A dependant for Medicare levy exemption purposes means a person who is:

  • a spouse (of any sex)
  • a child aged under 21 years
  • a child aged 21 years to under 25 years who is a full-time student at a school, college or university and has adjusted taxable income of less than $1,786 for the year.

If both you and your spouse are in Medicare levy exemption category 1 or 2 and you have dependent children who are not in any exempt category, one of you can claim a full levy exemption and the other a half levy exemption. You must complete a family agreement to nominate who will pay the half Medicare levy and keep it with your financial records.

Dependent child for Medicare levy family income reduction purposes

A dependent child for Medicare levy reduction purposes means a person maintained by you who is a child aged:

  • under 21 years who is not a full-time student and whose adjusted taxable income is less than $1,786 for the first child or $1,410 for any additional child
  • under 25 years and is a full-time student at a school, college or university and has adjusted taxable income of less than $1,786 for the year.

If you were not married on the last day of the income year or were married but living apart from your spouse, you must have received family tax benefit for that child or student for some part of the income year for them to be considered a dependant for family income reduction purposes.

Spouse

Your spouse is a person (of any sex) who either:

  • you are in a relationship with that is registered under a prescribed state or territory law
  • although not legally married to you, lives with you on a genuine domestic basis in a relationship as a couple.

Spouse weekly income

If the income of your spouse consists solely of salary or wages, the amount to be taken into account is the gross weekly earnings before tax. If your spouse has income other than earnings (for example, share dividends), you must take into account the weekly equivalent of all their income.

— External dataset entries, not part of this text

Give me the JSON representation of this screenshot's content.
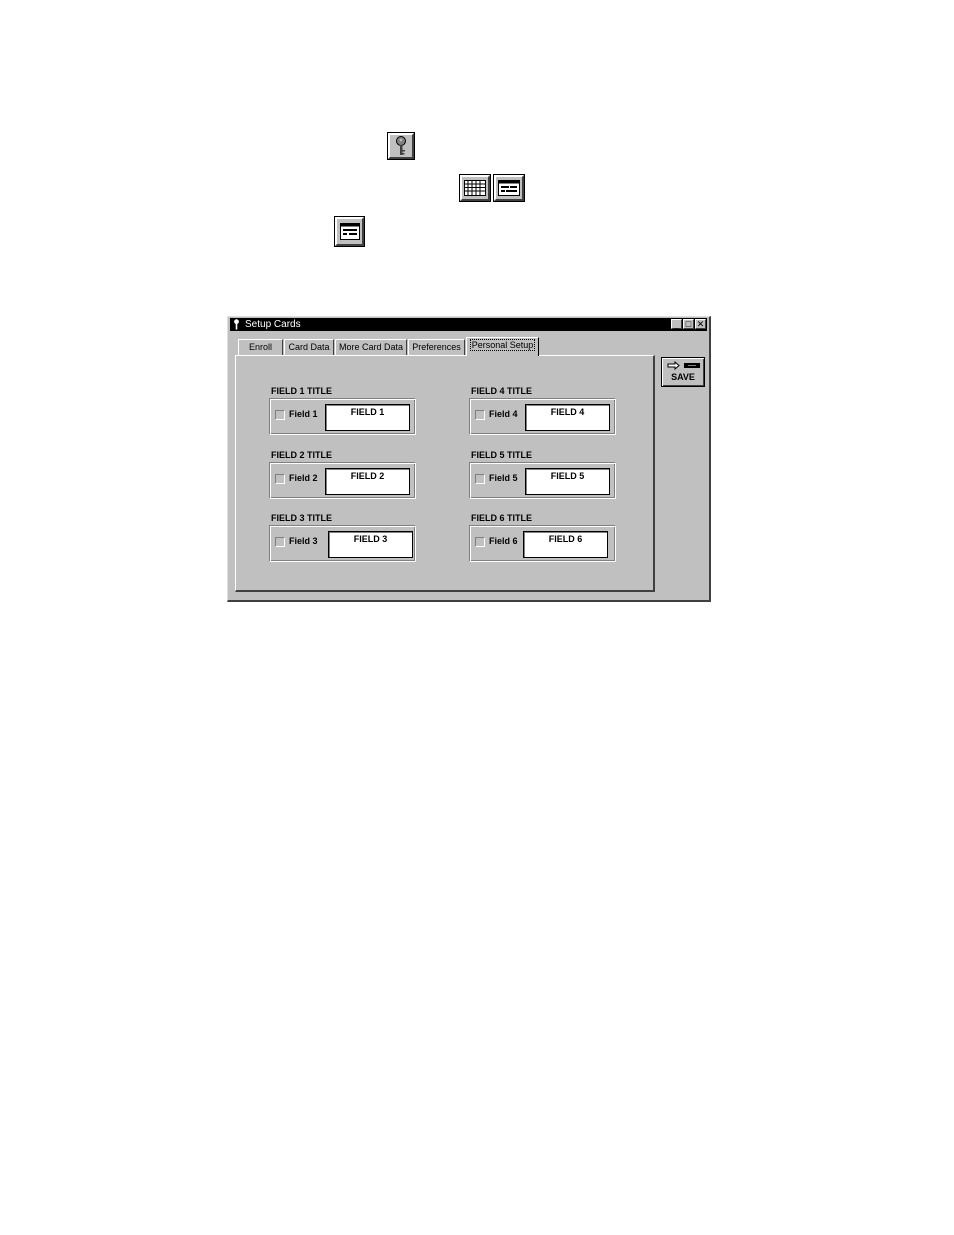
{
  "toolbar_icons": [
    {
      "icon": "key-icon"
    },
    {
      "icon": "grid-table-icon"
    },
    {
      "icon": "card-form-icon"
    },
    {
      "icon": "card-form-icon"
    }
  ],
  "window": {
    "title": "Setup Cards",
    "controls": {
      "minimize": "_",
      "maximize": "□",
      "close": "✕"
    }
  },
  "tabs": [
    {
      "label": "Enroll"
    },
    {
      "label": "Card Data"
    },
    {
      "label": "More Card Data"
    },
    {
      "label": "Preferences"
    },
    {
      "label": "Personal Setup",
      "active": true
    }
  ],
  "fields": [
    {
      "title": "FIELD 1 TITLE",
      "checkbox_label": "Field 1",
      "value": "FIELD 1",
      "checked": false
    },
    {
      "title": "FIELD 2 TITLE",
      "checkbox_label": "Field 2",
      "value": "FIELD 2",
      "checked": false
    },
    {
      "title": "FIELD 3 TITLE",
      "checkbox_label": "Field 3",
      "value": "FIELD 3",
      "checked": false
    },
    {
      "title": "FIELD 4 TITLE",
      "checkbox_label": "Field 4",
      "value": "FIELD 4",
      "checked": false
    },
    {
      "title": "FIELD 5 TITLE",
      "checkbox_label": "Field 5",
      "value": "FIELD 5",
      "checked": false
    },
    {
      "title": "FIELD 6 TITLE",
      "checkbox_label": "Field 6",
      "value": "FIELD 6",
      "checked": false
    }
  ],
  "save": {
    "label": "SAVE",
    "icon": "save-arrow-icon"
  }
}
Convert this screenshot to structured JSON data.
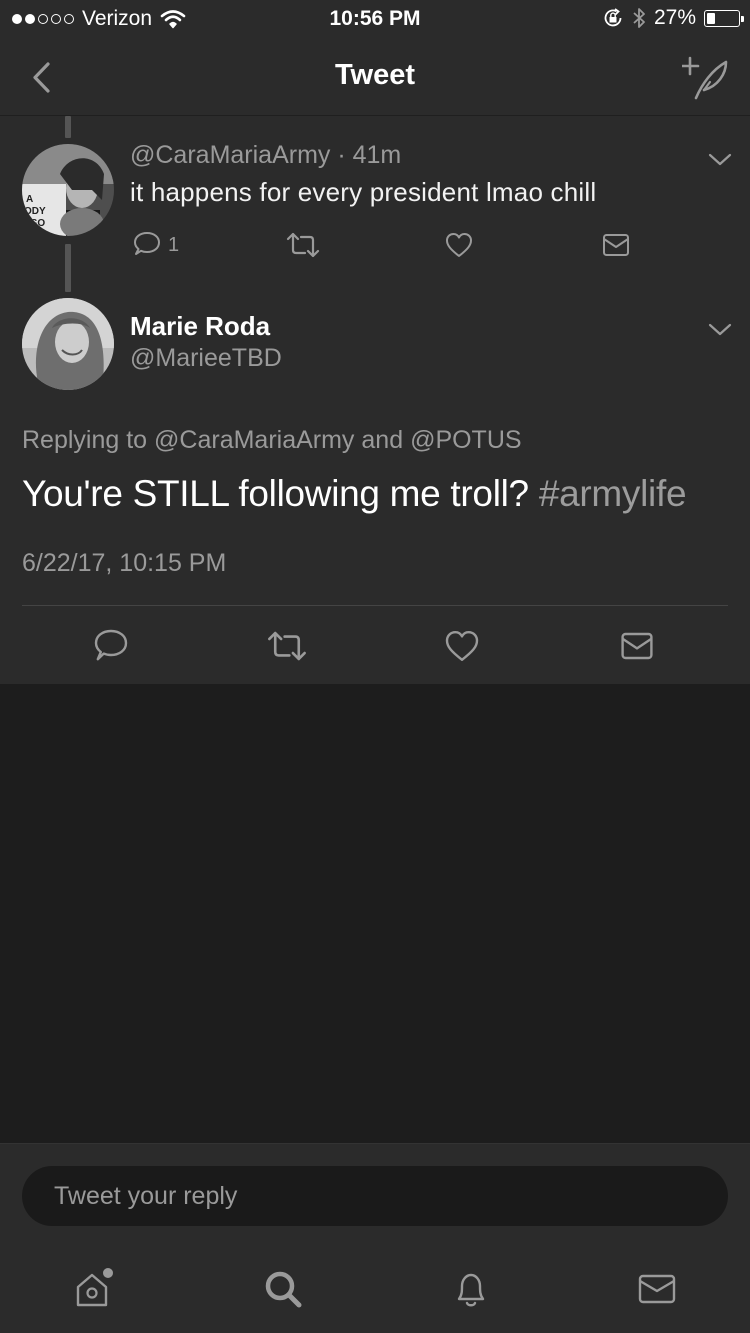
{
  "status_bar": {
    "carrier": "Verizon",
    "time": "10:56 PM",
    "battery": "27%",
    "battery_level": 0.27,
    "signal_bars_filled": 2,
    "signal_bars_total": 5,
    "icons": [
      "wifi-icon",
      "orientation-lock-icon",
      "bluetooth-icon",
      "battery-icon"
    ]
  },
  "nav": {
    "title": "Tweet",
    "back_icon": "chevron-left-icon",
    "compose_icon": "compose-tweet-icon"
  },
  "parent_tweet": {
    "handle": "@CaraMariaArmy",
    "time": "41m",
    "text": "it happens for every president lmao chill",
    "reply_count": "1",
    "menu_icon": "chevron-down-icon"
  },
  "main_tweet": {
    "name": "Marie Roda",
    "handle": "@MarieeTBD",
    "replying_prefix": "Replying to",
    "replying_user_1": "@CaraMariaArmy",
    "replying_and": "and",
    "replying_user_2": "@POTUS",
    "text": "You're STILL following me troll?",
    "hashtag": "#armylife",
    "timestamp": "6/22/17, 10:15 PM",
    "menu_icon": "chevron-down-icon"
  },
  "reply_box": {
    "placeholder": "Tweet your reply"
  },
  "tab_bar": {
    "items": [
      "home-icon",
      "search-icon",
      "notifications-icon",
      "messages-icon"
    ]
  },
  "colors": {
    "background": "#1d1d1d",
    "surface": "#2b2b2b",
    "text": "#ffffff",
    "secondary_text": "#9a9a9a",
    "thread_line": "#555555"
  }
}
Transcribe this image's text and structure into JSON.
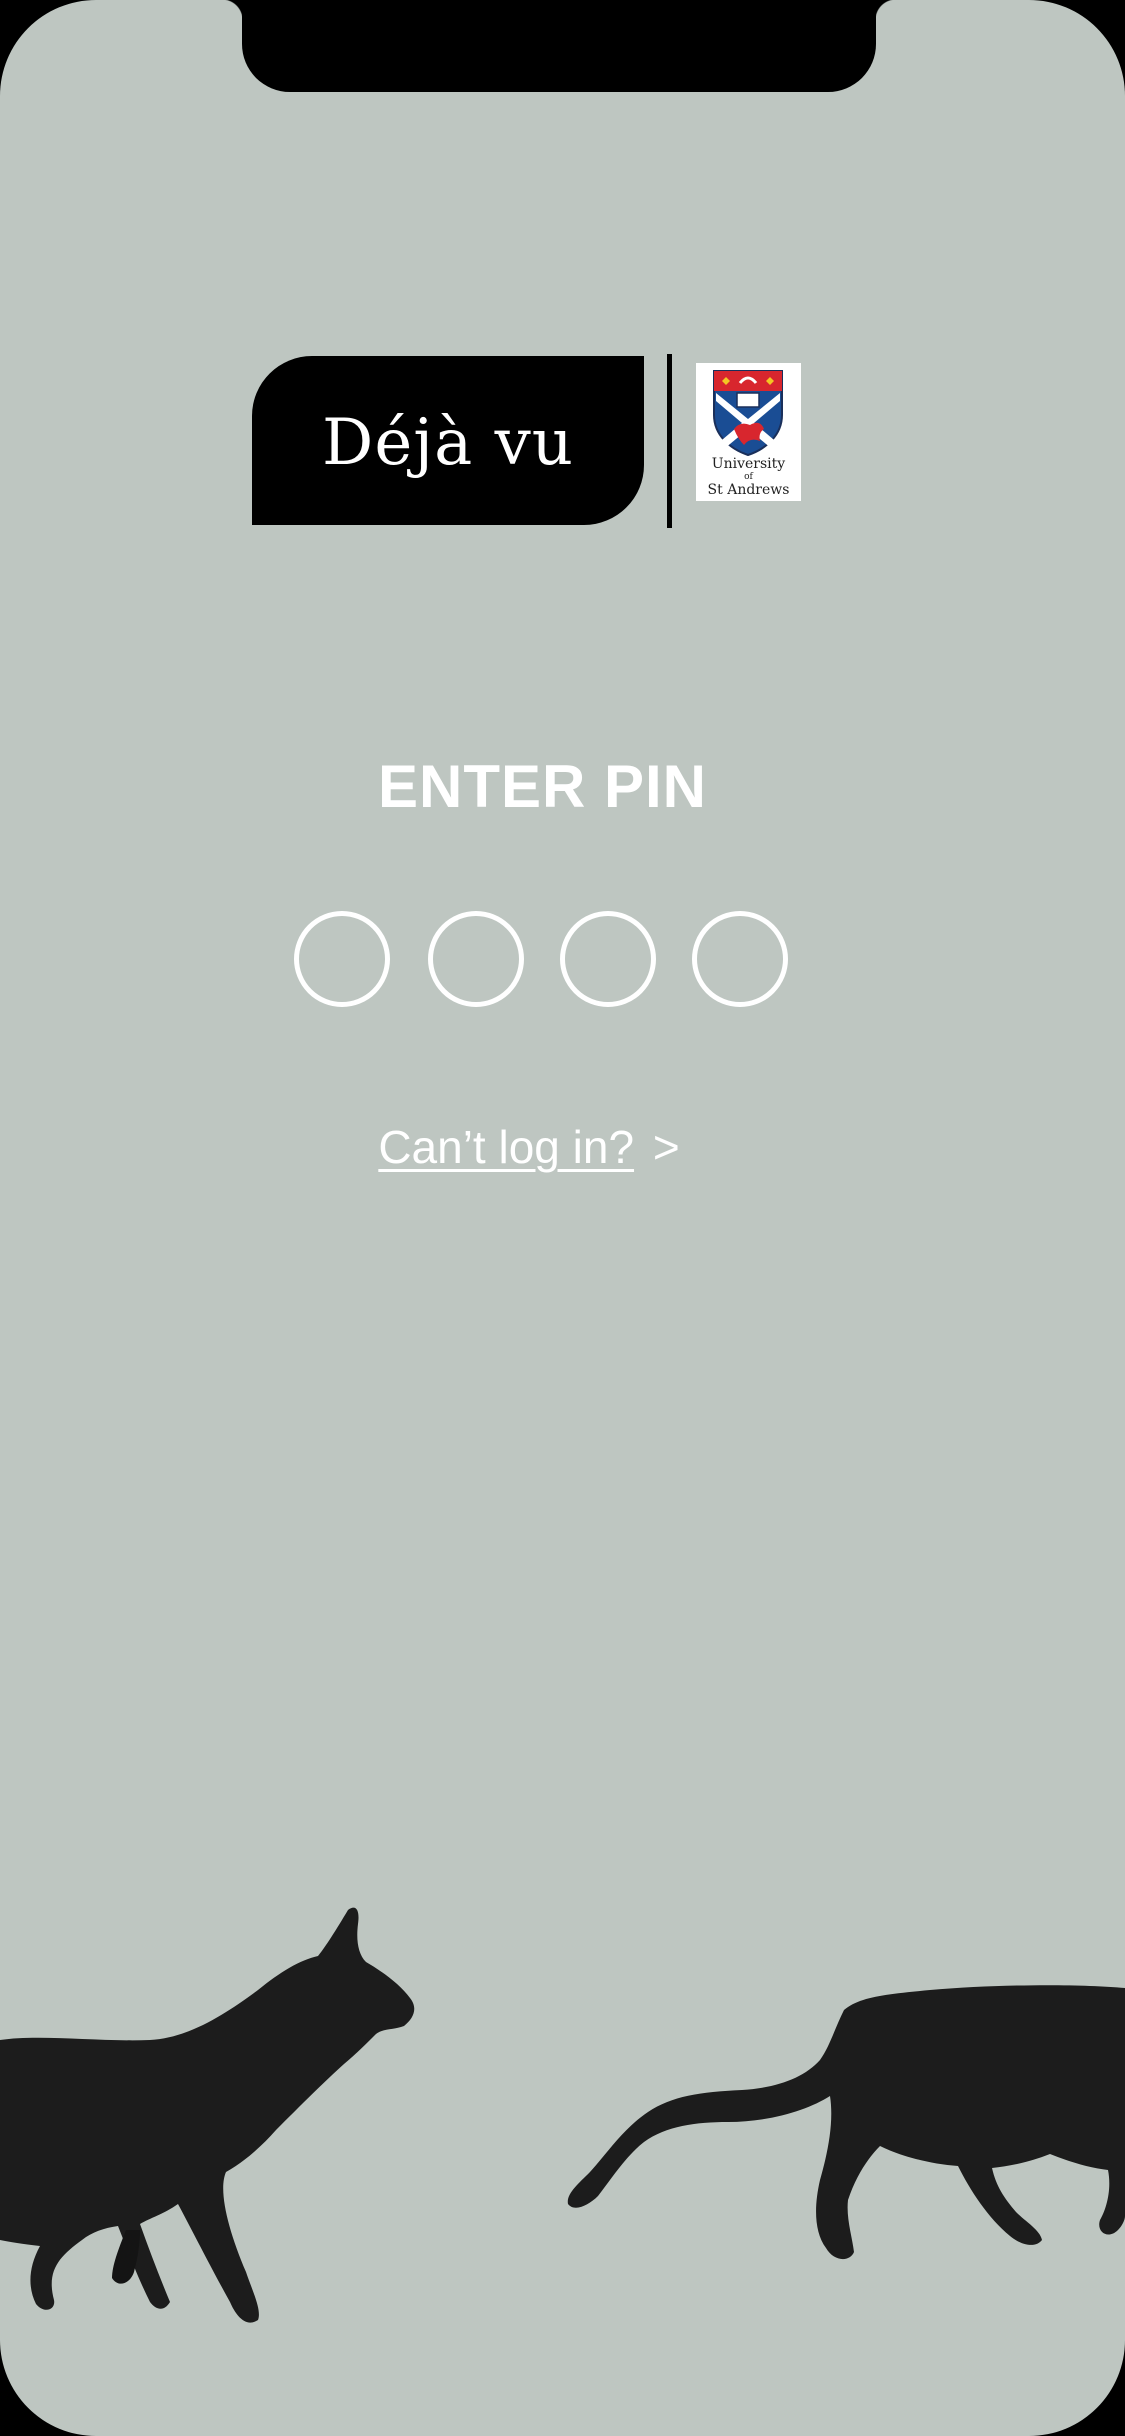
{
  "brand": {
    "app_name": "Déjà vu",
    "partner_line1": "University",
    "partner_line2": "of",
    "partner_line3": "St Andrews"
  },
  "pin": {
    "title": "ENTER PIN",
    "digits_total": 4,
    "digits_entered": 0
  },
  "help": {
    "link_label": "Can’t log in?",
    "chevron": ">"
  },
  "colors": {
    "background": "#bec6c1",
    "text": "#ffffff",
    "brand_pill": "#000000"
  },
  "icons": [
    "university-crest-icon",
    "cat-silhouette-icon"
  ]
}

To obtain this amount, divide their estimated taxable income from all sources by 52.

Medicare levy – income for surcharge purposes

A person's income for surcharge purposes for a financial year is the sum of their:

  • taxable income including the net amount you have paid family trust distribution tax on (excluding any First home super saver released amount)
  • exempt foreign employment income (if your taxable income is $1 or more)
  • reportable fringe benefits as reported on your payment summary or income statement
  • reportable super contributions (this includes both reportable employer super contributions and deductible personal super contributions)
  • if you have a spouse, their share of the net income of a trust on which the trustee must pay tax (under section 98 of the Income Tax Assessment Act 1936) and that has not been included in their taxable income
  • total net investment loss (this includes both net financial investment loss and net rental property loss).

If you were aged from your preservation age to under 60 years old, any taxed element of a super lump sum – other than a death benefit – that you received that does not exceed your low rate cap is excluded from your income for surcharge purposes.